Ochratoxin A induces NLRP3 inflammasome-mediated pyroptosis via activation of ROS modulated by autophagy in vitro

Abstract

Ochratoxin A (OTA), one of the major food contaminating mycotoxins, has been reported to cause renal fibrosis through pyroptosis, but the detailed mechanism of its nephrotoxicity remains to be further investigated. Autophagy can be seen in the physiological and pathological processes of the body, and whether its role is positive or negative has not been fully elucidated. The aim of this paper was to explore the role of autophagic-inflammasomal pathway on pyroptosis caused by low levels of OTA in vitro. The results showed that OTA dose-dependently decreased cell viability in PK-15 cells and the half-maximal inhibitory concentration (IC50) was 5.9 µM. OTA could significantly increase pro-inflammatory cytokines (TNF-α, IL-1β, IL-18, IL-6) expression, induced pyroptosis and NLRP3 inflammasome formation at 1.0–4.0 µM for 48 h according to the results of qPCR, Western blotting, Immunofluorescence staining and morphologic observation.
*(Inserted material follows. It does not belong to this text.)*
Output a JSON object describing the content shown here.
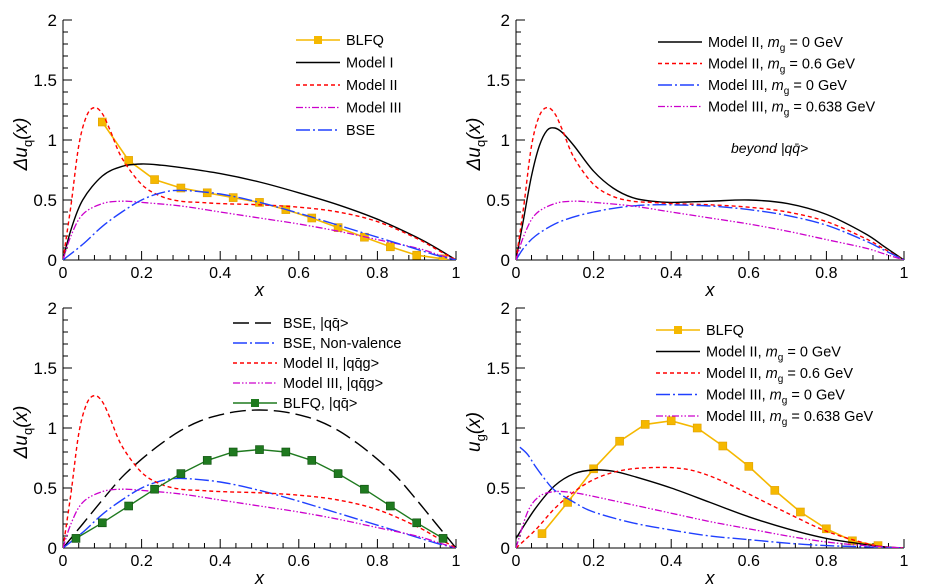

But MCC950 (an inhibitor of NLRP3) treatment or caspase-1 (sicaspase-1) knockdown could restore these changes. Additionally, we further found that reactive oxygen species (ROS) contributed to OTA-induced NLRP3 inflammasome and pyroptosis in PK-15 cells as indicated by Western blotting and immunofluorescence. Besides, we indicated that OTA induced autophagy via AKT/mTOR signaling pathway. And 3-MA (an inhibitor of autophagy) treatment or ATG5 (siATG5) knockdown enhanced ROS levels and NLRP3 inflammasome formation exposed to OTA. Taken together, our results elaborated that ROS/NLRP3-inlflammasome-mediated pyroptosis could be involved in the low levels of OTA-induced nephrotoxicity, which was negatively regulated by autophagy.